Network Rail to take legal action over strike ballot
Lawyers for Network Rail are to take legal action in an attempt to force the RMT to re-ballot its members on strike action.
They claim to have uncovered a number of irregularities in the ballot for strike action on 29th June.
In a submission to the court they are believed to be claiming that the information provided by the RMT was “inaccurate and deficient”.
With the strike action due early next week, a judge is expected to hear the case within three days.
Under union legislation the union is required to supply the employer with details of the number of ballots sent out, the places of work to which they were sent, and the grades of staff receiving the ballot papers.
According to the Telegraph, irregularities in the information received by Network Rail include 862 employees whose workplace was described as “unknown” and 12 employees said to work at Brighton signal box, which closed 21 years ago
This is not the first time that the RMT has had legal trouble with its strike ballots.
On 8th June the RMT called off industrial action against South Central Trains after they breached the requirement that industrial action should take place within 28 days of the ballot closing.

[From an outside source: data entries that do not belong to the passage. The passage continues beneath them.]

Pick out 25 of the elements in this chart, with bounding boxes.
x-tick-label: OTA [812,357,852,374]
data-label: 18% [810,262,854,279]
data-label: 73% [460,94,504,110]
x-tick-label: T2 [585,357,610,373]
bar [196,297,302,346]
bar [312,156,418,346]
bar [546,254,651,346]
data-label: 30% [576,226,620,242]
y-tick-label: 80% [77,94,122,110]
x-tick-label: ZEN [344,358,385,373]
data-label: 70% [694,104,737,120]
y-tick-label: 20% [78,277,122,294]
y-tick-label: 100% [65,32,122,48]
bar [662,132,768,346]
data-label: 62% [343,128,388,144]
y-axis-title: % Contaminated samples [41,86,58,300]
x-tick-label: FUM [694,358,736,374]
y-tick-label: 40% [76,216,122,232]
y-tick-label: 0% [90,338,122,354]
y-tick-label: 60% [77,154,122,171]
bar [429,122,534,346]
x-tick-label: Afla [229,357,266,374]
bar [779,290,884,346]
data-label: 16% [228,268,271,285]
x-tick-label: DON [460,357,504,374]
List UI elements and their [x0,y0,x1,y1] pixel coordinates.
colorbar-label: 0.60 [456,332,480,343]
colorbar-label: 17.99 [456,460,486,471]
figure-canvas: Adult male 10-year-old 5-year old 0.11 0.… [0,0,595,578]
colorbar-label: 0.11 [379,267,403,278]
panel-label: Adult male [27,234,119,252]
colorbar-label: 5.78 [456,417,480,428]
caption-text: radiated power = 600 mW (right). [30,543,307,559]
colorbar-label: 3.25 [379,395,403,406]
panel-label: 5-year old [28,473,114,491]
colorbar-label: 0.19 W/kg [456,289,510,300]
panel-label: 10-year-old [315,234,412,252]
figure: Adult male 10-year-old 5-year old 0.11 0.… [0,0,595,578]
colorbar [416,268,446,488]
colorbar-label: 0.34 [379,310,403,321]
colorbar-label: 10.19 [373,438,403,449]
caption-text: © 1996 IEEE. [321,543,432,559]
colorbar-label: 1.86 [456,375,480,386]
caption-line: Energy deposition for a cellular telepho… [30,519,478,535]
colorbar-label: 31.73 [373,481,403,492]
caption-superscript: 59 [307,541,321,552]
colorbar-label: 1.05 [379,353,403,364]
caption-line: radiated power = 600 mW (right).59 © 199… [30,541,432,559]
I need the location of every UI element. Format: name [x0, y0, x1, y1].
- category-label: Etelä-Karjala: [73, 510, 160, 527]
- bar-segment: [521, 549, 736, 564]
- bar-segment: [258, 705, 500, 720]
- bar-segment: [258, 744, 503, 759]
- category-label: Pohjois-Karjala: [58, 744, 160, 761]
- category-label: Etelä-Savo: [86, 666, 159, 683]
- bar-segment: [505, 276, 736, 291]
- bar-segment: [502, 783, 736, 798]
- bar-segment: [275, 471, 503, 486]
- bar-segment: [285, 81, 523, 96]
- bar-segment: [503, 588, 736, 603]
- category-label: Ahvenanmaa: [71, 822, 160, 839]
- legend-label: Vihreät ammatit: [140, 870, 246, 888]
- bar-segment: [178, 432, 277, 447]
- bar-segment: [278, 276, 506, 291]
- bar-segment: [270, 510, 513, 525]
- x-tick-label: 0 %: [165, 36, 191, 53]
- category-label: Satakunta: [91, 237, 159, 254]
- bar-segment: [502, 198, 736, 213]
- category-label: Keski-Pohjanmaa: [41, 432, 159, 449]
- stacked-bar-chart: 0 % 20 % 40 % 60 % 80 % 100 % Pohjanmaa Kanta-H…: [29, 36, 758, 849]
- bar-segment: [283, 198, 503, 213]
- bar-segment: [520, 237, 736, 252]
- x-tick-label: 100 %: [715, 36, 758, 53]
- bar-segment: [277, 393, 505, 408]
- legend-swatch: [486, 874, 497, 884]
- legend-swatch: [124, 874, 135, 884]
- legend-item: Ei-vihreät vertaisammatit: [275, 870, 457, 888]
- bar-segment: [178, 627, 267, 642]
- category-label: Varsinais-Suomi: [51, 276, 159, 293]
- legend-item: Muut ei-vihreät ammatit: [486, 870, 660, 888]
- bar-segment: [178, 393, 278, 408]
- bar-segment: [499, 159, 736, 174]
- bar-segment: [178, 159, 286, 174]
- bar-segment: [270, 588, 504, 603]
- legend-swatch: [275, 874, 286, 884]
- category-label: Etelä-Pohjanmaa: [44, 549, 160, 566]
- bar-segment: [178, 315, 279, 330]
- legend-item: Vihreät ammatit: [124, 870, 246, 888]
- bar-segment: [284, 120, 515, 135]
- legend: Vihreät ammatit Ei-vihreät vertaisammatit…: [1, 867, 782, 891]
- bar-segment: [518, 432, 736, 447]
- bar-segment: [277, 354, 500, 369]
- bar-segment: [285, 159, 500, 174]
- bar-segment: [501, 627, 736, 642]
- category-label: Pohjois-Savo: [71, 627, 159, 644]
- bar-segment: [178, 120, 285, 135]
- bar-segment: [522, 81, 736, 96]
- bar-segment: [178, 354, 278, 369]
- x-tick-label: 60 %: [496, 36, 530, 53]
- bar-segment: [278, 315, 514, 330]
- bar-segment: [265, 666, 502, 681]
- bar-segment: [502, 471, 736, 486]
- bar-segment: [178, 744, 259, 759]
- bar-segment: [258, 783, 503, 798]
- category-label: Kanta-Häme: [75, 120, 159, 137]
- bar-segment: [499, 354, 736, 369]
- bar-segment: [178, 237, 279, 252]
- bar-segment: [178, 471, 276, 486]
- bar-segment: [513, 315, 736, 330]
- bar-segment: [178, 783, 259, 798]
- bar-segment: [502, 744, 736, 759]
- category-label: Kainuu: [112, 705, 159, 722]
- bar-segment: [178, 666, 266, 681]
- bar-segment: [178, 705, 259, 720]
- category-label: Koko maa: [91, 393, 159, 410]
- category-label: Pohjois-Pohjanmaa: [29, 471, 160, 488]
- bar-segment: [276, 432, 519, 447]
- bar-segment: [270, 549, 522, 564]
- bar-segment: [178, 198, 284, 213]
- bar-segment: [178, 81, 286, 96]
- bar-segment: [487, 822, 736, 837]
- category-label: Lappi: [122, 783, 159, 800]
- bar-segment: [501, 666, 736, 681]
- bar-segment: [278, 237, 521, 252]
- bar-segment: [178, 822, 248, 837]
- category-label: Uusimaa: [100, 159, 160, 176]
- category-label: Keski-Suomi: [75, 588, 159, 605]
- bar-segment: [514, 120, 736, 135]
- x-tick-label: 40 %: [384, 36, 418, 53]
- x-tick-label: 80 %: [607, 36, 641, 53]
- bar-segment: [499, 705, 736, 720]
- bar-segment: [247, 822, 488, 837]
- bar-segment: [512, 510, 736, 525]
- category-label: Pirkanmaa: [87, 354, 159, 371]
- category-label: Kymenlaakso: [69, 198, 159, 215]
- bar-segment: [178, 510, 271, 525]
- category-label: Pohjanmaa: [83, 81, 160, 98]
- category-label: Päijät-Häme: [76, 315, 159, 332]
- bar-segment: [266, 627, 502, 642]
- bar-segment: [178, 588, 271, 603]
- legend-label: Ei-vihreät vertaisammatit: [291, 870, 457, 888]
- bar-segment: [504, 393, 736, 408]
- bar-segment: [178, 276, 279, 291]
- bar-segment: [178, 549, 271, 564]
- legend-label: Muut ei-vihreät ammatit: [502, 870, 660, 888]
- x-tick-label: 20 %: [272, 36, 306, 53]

At the time RMT general secretary, Bob Crowe, said: “The company threatened to use the anti-union laws against us because they claimed our action was called technically one minute too late to be within the law,”
“It seems that a judge can declare our industrial action illegal because it was set to begin on the last bong of midnight rather than the first.
“These laws were designed as a straightjacket to make it as difficult as possible for workers to take industrial action – and this is about as absurd as it gets.”
The RMT is however expected to vigorously contest this legal challenge to strike action.
This legal dispute is however completely separate from the parallel threatened strike on the Tube.